This time of year is what I like to call ac/heat season.
The nights are still cold enough that we usually need the heater to come on a few times while we are sleeping, but the day temperatures are getting warm enough that when the sun beats through the window glass, we either have to turn on the air conditioner or open those windows for relief.
This is also the time the garden chores start to heat up some days and cool down on others. We still have to dodge a few snowy or rainy days but we have to try to get as much done in the garden as we can to avoid being hit with all the chores at once.
A gardening friend and author once told me, "The work we do in March and April will determine how much free time we have in July." So what work do we need to do now?
Last month I mentioned our few days of thaw before another snow hit were the perfect opportunity to clean fallen branches and twigs from the yard as well as preliminary pruning on some trees and shrubs. This month's chores are a little more intense and just like our spring house cleaning or any major overhaul, chances are we'll make it look worse before it starts to look better.
Take for example cleaning out the perennial beds. Now is the time to start cutting back the stalks and stems that were left from last fall. Ornamental grasses should be sheared as far to the ground as you can. If new growth has begun, shear only to the top of the new growth. It is important to cut the old, dead grasses before the new growth gets too tall or it will be impossible to do later.

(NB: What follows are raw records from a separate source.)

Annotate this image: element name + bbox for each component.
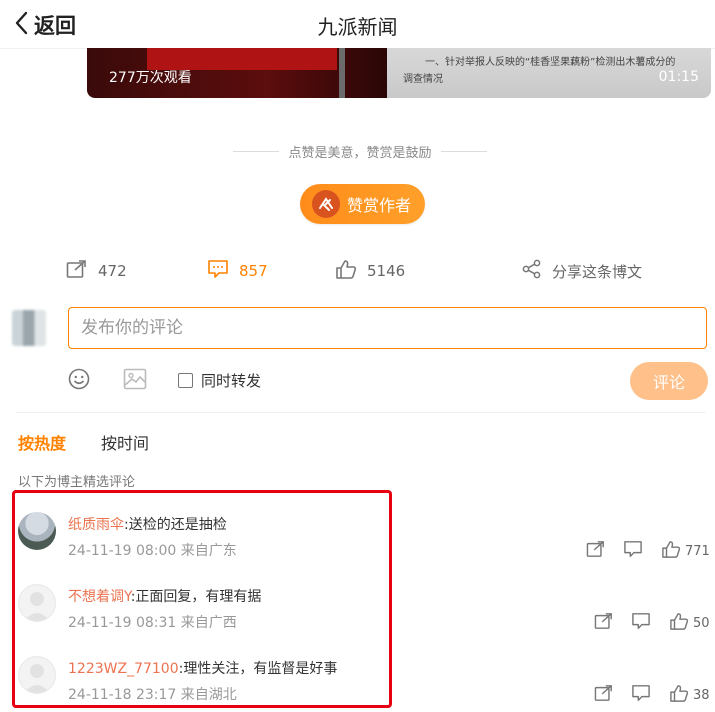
comment-count: 857 — [239, 262, 268, 280]
like-icon — [669, 612, 689, 634]
repost-checkbox-box[interactable] — [178, 373, 193, 388]
comment-icon — [631, 612, 651, 634]
image-upload-button[interactable] — [123, 368, 147, 394]
comment-button[interactable]: 857 — [207, 259, 268, 283]
comment-like-count: 50 — [693, 615, 710, 631]
image-icon — [123, 368, 147, 394]
repost-checkbox-label: 同时转发 — [201, 372, 262, 390]
comment-reply-button[interactable] — [631, 684, 651, 706]
reward-author-label: 赞赏作者 — [347, 196, 412, 215]
submit-comment-button[interactable]: 评论 — [630, 362, 708, 400]
comment-like-button[interactable]: 771 — [661, 540, 710, 562]
reward-coin-icon — [312, 190, 340, 218]
comment-like-count: 38 — [693, 687, 710, 703]
reward-tip: 点赞是美意，赞赏是鼓励 — [230, 142, 490, 161]
comment-reply-button[interactable] — [623, 540, 643, 562]
comment-actions: 50 — [594, 612, 710, 634]
page-title: 九派新闻 — [317, 15, 398, 39]
repost-checkbox[interactable]: 同时转发 — [178, 370, 261, 391]
section-divider — [16, 412, 706, 413]
my-avatar — [12, 310, 46, 346]
video-view-count: 277万次观看 — [109, 70, 192, 86]
tab-sort-time[interactable]: 按时间 — [101, 430, 149, 454]
repost-count: 472 — [98, 262, 127, 280]
top-nav-bar: 返回 九派新闻 — [0, 0, 715, 49]
like-button[interactable]: 5146 — [335, 259, 405, 283]
reward-author-button[interactable]: 赞赏作者 — [300, 184, 425, 224]
comment-icon — [623, 540, 643, 562]
selected-comments-note: 以下为博主精选评论 — [18, 475, 136, 490]
comment-like-button[interactable]: 38 — [669, 684, 710, 706]
comment-repost-button[interactable] — [586, 540, 606, 562]
video-thumbnail-left: 277万次观看 — [87, 48, 387, 98]
share-button[interactable]: 分享这条博文 — [522, 259, 642, 283]
repost-icon — [66, 259, 98, 283]
repost-button[interactable]: 472 — [66, 259, 127, 283]
repost-icon — [594, 612, 614, 634]
repost-icon — [586, 540, 606, 562]
comment-like-count: 771 — [685, 543, 710, 559]
video-thumbnail-right: 一、针对举报人反映的“桂香坚果藕粉”检测出木薯成分的 调查情况 01:15 — [387, 48, 711, 98]
comment-repost-button[interactable] — [594, 684, 614, 706]
video-duration: 01:15 — [658, 69, 699, 85]
like-icon — [661, 540, 681, 562]
like-icon — [669, 684, 689, 706]
comment-icon — [631, 684, 651, 706]
emoji-icon — [68, 368, 90, 394]
repost-icon — [594, 684, 614, 706]
comment-actions: 38 — [594, 684, 710, 706]
share-label: 分享这条博文 — [552, 262, 643, 281]
reward-tip-text: 点赞是美意，赞赏是鼓励 — [288, 146, 432, 161]
comment-like-button[interactable]: 50 — [669, 612, 710, 634]
share-icon — [522, 259, 552, 283]
video-player[interactable]: 277万次观看 一、针对举报人反映的“桂香坚果藕粉”检测出木薯成分的 调查情况 … — [87, 48, 711, 98]
comment-icon — [207, 259, 239, 283]
like-count: 5146 — [367, 262, 406, 280]
like-icon — [335, 259, 367, 283]
video-doc-text-1: 一、针对举报人反映的“桂香坚果藕粉”检测出木薯成分的 — [425, 57, 676, 68]
video-doc-text-2: 调查情况 — [403, 74, 443, 85]
highlight-box — [12, 490, 392, 708]
emoji-button[interactable] — [68, 368, 90, 394]
comment-repost-button[interactable] — [594, 612, 614, 634]
post-action-bar: 472 857 5146 分享这条博文 — [0, 256, 715, 286]
comment-reply-button[interactable] — [631, 612, 651, 634]
comment-input[interactable] — [68, 307, 707, 349]
comment-actions: 771 — [586, 540, 710, 562]
tab-sort-hot[interactable]: 按热度 — [18, 430, 66, 454]
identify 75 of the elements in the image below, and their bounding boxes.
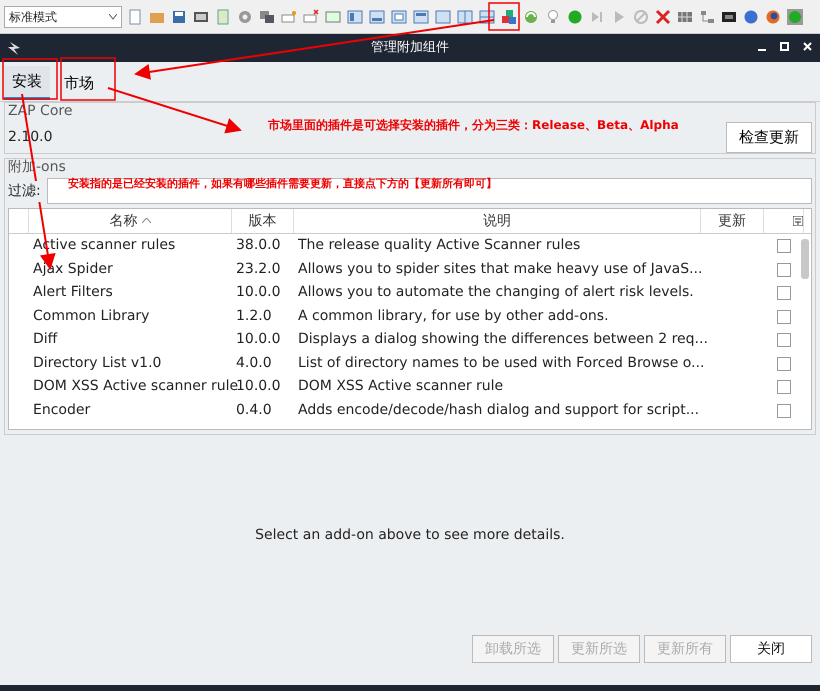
annotation-text: 安装指的是已经安装的插件，如果有哪些插件需要更新，直接点下方的【更新所有即可】 bbox=[68, 176, 497, 192]
label-icon[interactable] bbox=[281, 8, 297, 24]
dialog-button[interactable]: 关闭 bbox=[730, 635, 812, 663]
table-cell: Adds encode/decode/hash dialog and support for script... bbox=[298, 402, 700, 418]
column-header[interactable]: 更新 bbox=[701, 209, 764, 233]
document-icon[interactable] bbox=[127, 8, 143, 24]
layout-icon[interactable] bbox=[413, 8, 429, 24]
network-icon[interactable] bbox=[699, 8, 715, 24]
checkbox[interactable] bbox=[777, 310, 791, 324]
maximize-icon[interactable] bbox=[780, 42, 789, 51]
sort-icon bbox=[142, 218, 150, 224]
window-title: 管理附加组件 bbox=[371, 39, 449, 58]
checkbox[interactable] bbox=[777, 356, 791, 370]
filter-label: 过滤: bbox=[8, 180, 43, 202]
table-cell: 1.2.0 bbox=[236, 308, 272, 324]
highlight-frame bbox=[60, 57, 116, 101]
layout-icon[interactable] bbox=[369, 8, 385, 24]
details-text: Select an add-on above to see more details. bbox=[255, 526, 565, 544]
layout-icon[interactable] bbox=[435, 8, 451, 24]
checkbox[interactable] bbox=[777, 262, 791, 276]
table-cell: 0.4.0 bbox=[236, 402, 272, 418]
panel-icon[interactable] bbox=[325, 8, 341, 24]
highlight-frame bbox=[488, 2, 520, 31]
annotation-text: 市场里面的插件是可选择安装的插件，分为三类：Release、Beta、Alpha bbox=[268, 117, 679, 134]
table-cell: 23.2.0 bbox=[236, 260, 281, 276]
column-header[interactable]: 名称 bbox=[29, 209, 232, 233]
checkbox[interactable] bbox=[777, 239, 791, 253]
checkbox[interactable] bbox=[777, 333, 791, 347]
check-updates-button[interactable]: 检查更新 bbox=[726, 122, 812, 152]
table-cell: 10.0.0 bbox=[236, 284, 281, 300]
lightbulb-icon[interactable] bbox=[545, 8, 561, 24]
tab[interactable]: 市场 bbox=[56, 66, 102, 100]
table-cell: Allows you to automate the changing of alert risk levels. bbox=[298, 284, 694, 300]
highlight-frame bbox=[2, 58, 58, 100]
checkbox[interactable] bbox=[777, 404, 791, 418]
app-logo-icon bbox=[8, 40, 22, 56]
table-cell: DOM XSS Active scanner rule bbox=[33, 378, 238, 394]
windows-icon[interactable] bbox=[259, 8, 275, 24]
table-cell: Alert Filters bbox=[33, 284, 113, 300]
page-icon[interactable] bbox=[215, 8, 231, 24]
table-cell: A common library, for use by other add-ons. bbox=[298, 308, 609, 324]
table-cell: Allows you to spider sites that make heavy use of JavaS... bbox=[298, 260, 702, 276]
checkbox[interactable] bbox=[777, 380, 791, 394]
table-cell: List of directory names to be used with Forced Browse o... bbox=[298, 354, 704, 370]
tab[interactable]: 安装 bbox=[4, 66, 50, 100]
close-icon[interactable] bbox=[803, 42, 812, 51]
column-header[interactable]: 版本 bbox=[232, 209, 294, 233]
delete-icon[interactable] bbox=[655, 8, 671, 24]
mode-select[interactable]: 标准模式 bbox=[4, 6, 122, 28]
label-delete-icon[interactable] bbox=[303, 8, 319, 24]
table-cell: 10.0.0 bbox=[236, 378, 281, 394]
checkbox[interactable] bbox=[777, 286, 791, 300]
blocks-icon[interactable] bbox=[501, 8, 517, 24]
layout-icon[interactable] bbox=[391, 8, 407, 24]
layout-icon[interactable] bbox=[457, 8, 473, 24]
table-cell: Directory List v1.0 bbox=[33, 354, 162, 370]
layout-icon[interactable] bbox=[347, 8, 363, 24]
record-icon[interactable] bbox=[567, 8, 583, 24]
column-chooser-icon[interactable] bbox=[793, 216, 803, 226]
table-cell: The release quality Active Scanner rules bbox=[298, 237, 580, 253]
save-icon[interactable] bbox=[171, 8, 187, 24]
table-cell: Displays a dialog showing the differences between 2 req... bbox=[298, 331, 708, 347]
table-cell: 4.0.0 bbox=[236, 354, 272, 370]
caret-icon bbox=[109, 14, 117, 20]
refresh-icon[interactable] bbox=[523, 8, 539, 24]
column-header[interactable]: 说明 bbox=[294, 209, 701, 233]
scrollbar-thumb[interactable] bbox=[801, 239, 809, 279]
table-cell: 10.0.0 bbox=[236, 331, 281, 347]
table-cell: Common Library bbox=[33, 308, 150, 324]
status-light-icon[interactable] bbox=[787, 8, 803, 24]
table-cell: 38.0.0 bbox=[236, 237, 281, 253]
table-cell: DOM XSS Active scanner rule bbox=[298, 378, 504, 394]
filter-field[interactable] bbox=[46, 178, 812, 204]
table-cell: Encoder bbox=[33, 402, 90, 418]
table-cell: Diff bbox=[33, 331, 58, 347]
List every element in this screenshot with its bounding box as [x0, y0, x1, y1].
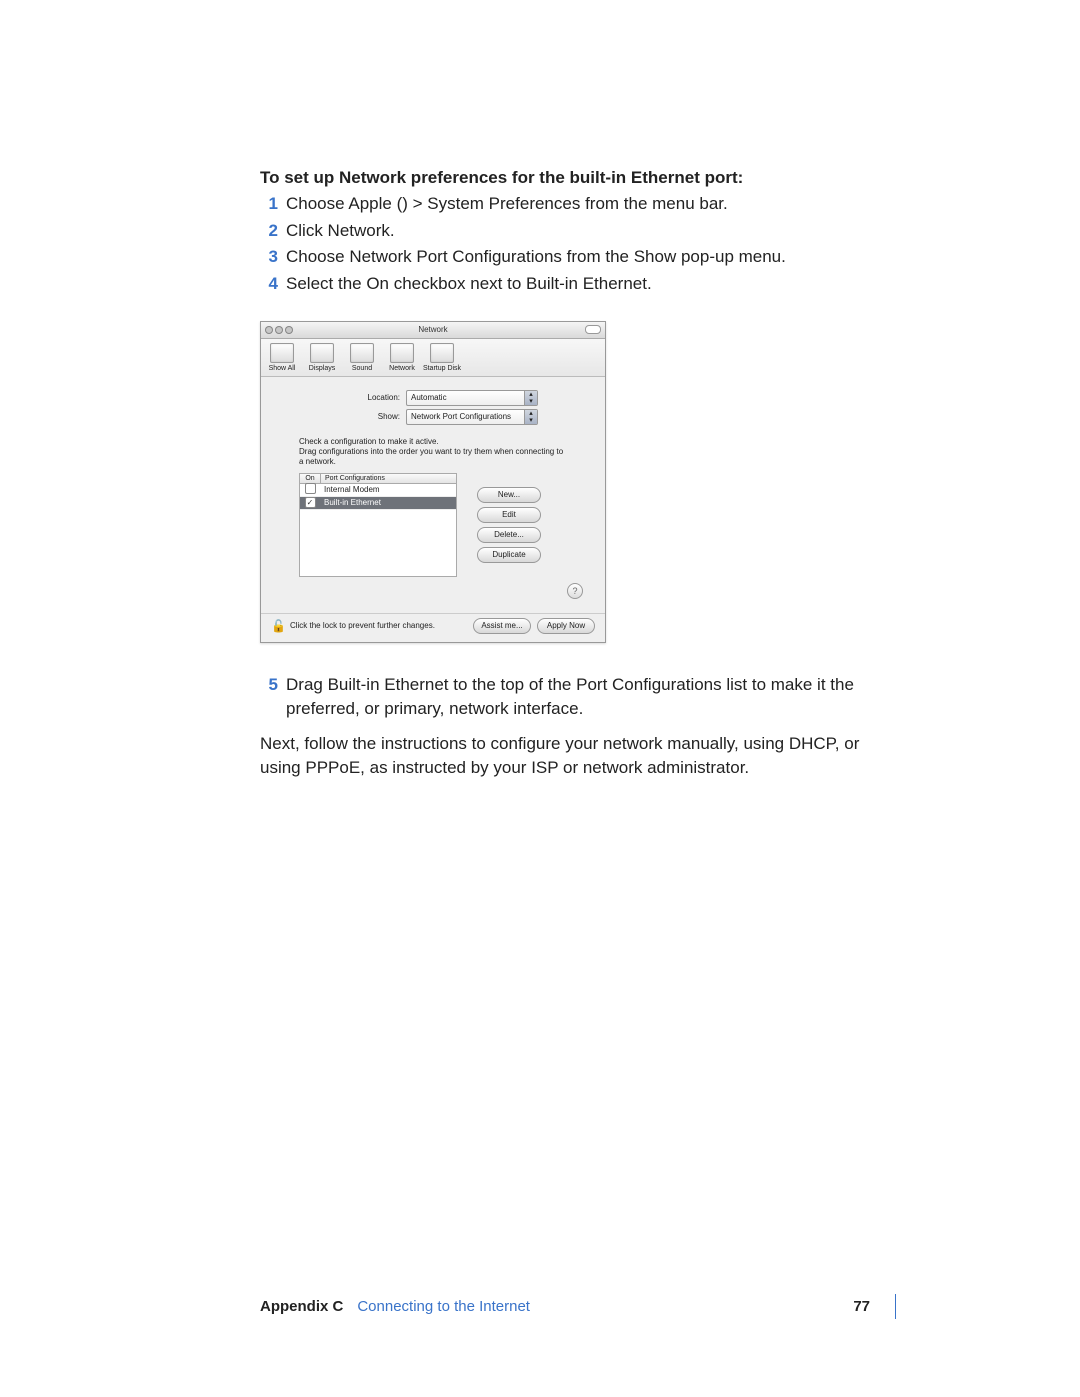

The same goes for flowers that start their season from below - hellebores, sedum (particularly fall bloomers), Russian sage, coneflower and just about anything that pushes up from its center crown. You'll want to trim before new growth shows itself on the surface. Cut away the wilted, winter-burned leaves. New ones will come up with the flower buds.
Know what you're pruning. Don't cut back the dead-looking vines on your spring flowering clematis or you will cut away this year's blooms. The same goes for forsythia, lilac and other spring flowering shrubs and perennials. Don't touch your hydrangea unless you have 'Endless Summer' or another new variety that grows on new wood.
What you can do with pussy willow or forsythia (please don't put an "n" in there and call it "for-cynthia"), is cut off a few nice branches with unopened flower buds and bring them indoors. Put those branches in a vase of tepid water and they will open for you a few weeks before you'll have flowers outside. You'll start to believe that old groundhog was right after all.
While you're doing all that trimming and pruning, be sure to haul all the debris to the compost pile. If you don't have one, now is the perfect time to start a pile. If you don't have space for making compost, use a galvanized trash can you've drilled a few holes in the bottom and sides for aeration and make your own composter. Lack of space is no longer an excuse. I've seen it done in a five gallon bucket.
Once the trimming has been done, you can start to rake away the debris and mulch from last year. If the mulch is still good, put it in a pile or on a tarp for safe-keeping. Once the mulch has been cleared away, top-dress your gardens with fresh compost, a little light fertilizer or fish emulsion and start planning what you will be dividing and moving around, as well as what new plants are on your list for this season. Hold off putting down new mulch until you've done the dividing and new planting.
Some gardeners I've talked to have already planted garden peas and spinach seeds for this year, but my vegetable garden is still too wet for planting just yet. That's okay because there's still plenty of time. In the meantime, I've started seeds indoors of onions, herbs, tomatoes, peppers and other vegetables and flowers I intend to put in the garden in the next six to eight weeks.
Spring might still be lurking around the corner, but gardening season is finally here. Get started before it passes you by.